Au lendemain d’une manifestation de 750 000 indépendantistes : Rajoy mène campagne en Catalogne

Au lendemain d’une manifestation de 750 000 indépendantistes : Rajoy mène campagne en Catalogne

Le parti de Mariano Rajoy (Parti populaire, conservateur) avait peiné pour obtenir 8,5% des voix lors des dernières régionales en Catalogne, dominées nettement par Ciudadanos, une jeune formation de tendance libérale qui s’est imposée comme la seconde force politique.

Près d’un million d’indépendantistes catalans ont défilé samedi dernier dans les rues de Barcelone pour réclamer la libération des dirigeants arrêtés au lendemain de la mise en oeuvre de l’article 155 de la Constitution. Cette mobilisation intervenait la veille de la visite à Barcelone du chef du gouvernement espagnol Mariano Rajoy pour la première fois depuis la mise sous tutelle de la région par Madrid. Bête noire des séparatistes, M. Rajoy effectue cette visite 15 jours après la suspension de facto de l’autonomie régionale avec, au programme, la présentation officielle du candidat de son parti pour les régionales du 21 décembre. Il avait convoqué ce scrutin après avoir destitué le gouvernement de Carles Puigdemont et dissous son Parlement, pour «rétablir l’ordre constitutionnel». Son but est de convaincre les indécis qui ne partageaient pas l’enthousiasme des troupes indépendantistes et d’obtenir ainsi leur suffrage autant que leur soutien pour tourner définitivement la page de cette crise qui a secoué l’Espagne durant deux mois.

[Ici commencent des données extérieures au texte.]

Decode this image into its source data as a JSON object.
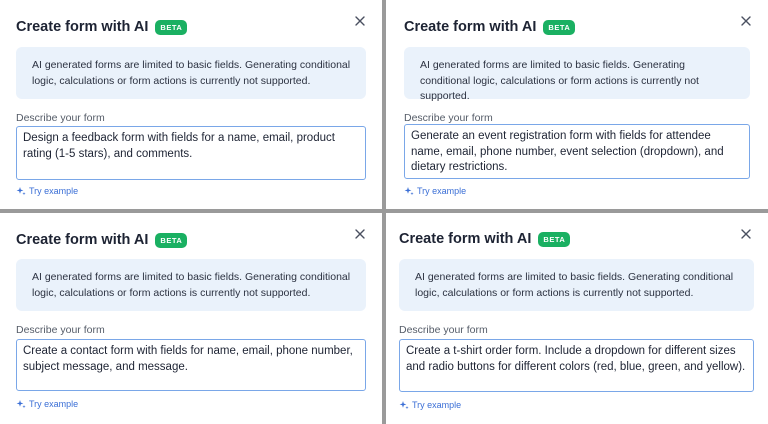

Le parti de Mariano Rajoy (Parti populaire, conservateur) avait peiné pour obtenir 8,5% des voix lors des dernières régionales en Catalogne, dominé nettement par Ciudadanos, une jeune formation de tendance libérale qui s’est imposée comme la seconde force politique de la Catalogne tout en étant anti-indépendantiste et revendiquant une lutte sans merci contre la corruption. La réunion politique s’est donc tenue dans un contexte tendu, au lendemain de l’imposante manifestation des pro-Puigdemont dont les slogans portaient essentiellement sur l’exigence d’une mise en liberté des quelque 10 dirigeants séparatistes arrêtés par le gouvernement Rajoy. Madrid avait voulu décapiter le mouvement en engageant des poursuites contre ces responsables accusés de «rébellion», et de «sédition». Mais pour les organisations qui ont appelé à cette manifestation, faisant écho au cri de ralliement de Carles Puigdemont depuis la Belgique où il se trouve sous instruction judiciaire, l’Assemblée nationale catalane et Omnium cultural, la démonstration a été faite quant à leur capacité de mobiliser.

«Liberté pour les prisonniers politiques», «Nous sommes une République», «Forces d’occupation, dehors!», tels étaient les mots d’ordre de la foule. Hier, M. Rajoy aura mesuré son impopularité en Catalogne, même auprès des partisans du maintien de la région dans le giron espagnol, avait déjà conduit un combat sévère contre la très large autonomie de la région obtenue grâce au soutien des socialistes, en 2006. Le combat du Parti populaire contre le «statut» ayant accordé une large autonomie à la région, avait abouti à une annulation partielle des dispositions par la Cour constitutionnelle en 2010, ressentie aujourd’hui encore comme une intolérable humiliation par de nombreux catalans. Surtout, les indépendantistes n’oublient pas que c’est lui qui a dirigé personnellement la campagne et qu’une fois parvenu au pouvoir en 2011, il a systématiquement rejeté les doléances du gouvernement régional et du Parlement catalan en faveur d’une répartition équilibrée des rentrées fiscales espagnoles ainsi que de la tenue d’un référendum d’autodétermination, de telle sorte que les séparatistes ont fini par braver Madrid en procédant à un scrutin que la justice espagnole avait cependant interdit.

Poursuivis pour sédition et détournement de fonds, les dirigeants indépendantistes sont désormais dans l’expectative, en attendant les élections convoquées le mois prochain. Plusieurs ministres et parlementaires régionaux sont incarcérés, dont Oriol Junqueras, Carles Puigdemont et quatre membres de son gouvernement sont toujours «réfugiés» à Bruxelles alors que Mariano Rajoy a lancé un mandat d’arrêt international à leur encontre et la Catalogne est jusqu’à nouvel ordre sous tutelle puisque sa direction a été confiée à la numéro 2 du gouvernement espagnol, Soraya Saenz de Santamaria. Il y a fort à parier que la tentation de Puigdemont s’achève lentement puisque son parti démocrate (Pdecat) et la Gauche républicaine de Junqueras ne sont pas parvenus à renouveler un front commun, auquel cas l’aventure prendra fin au lendemain des élections du 21 décembre prochain.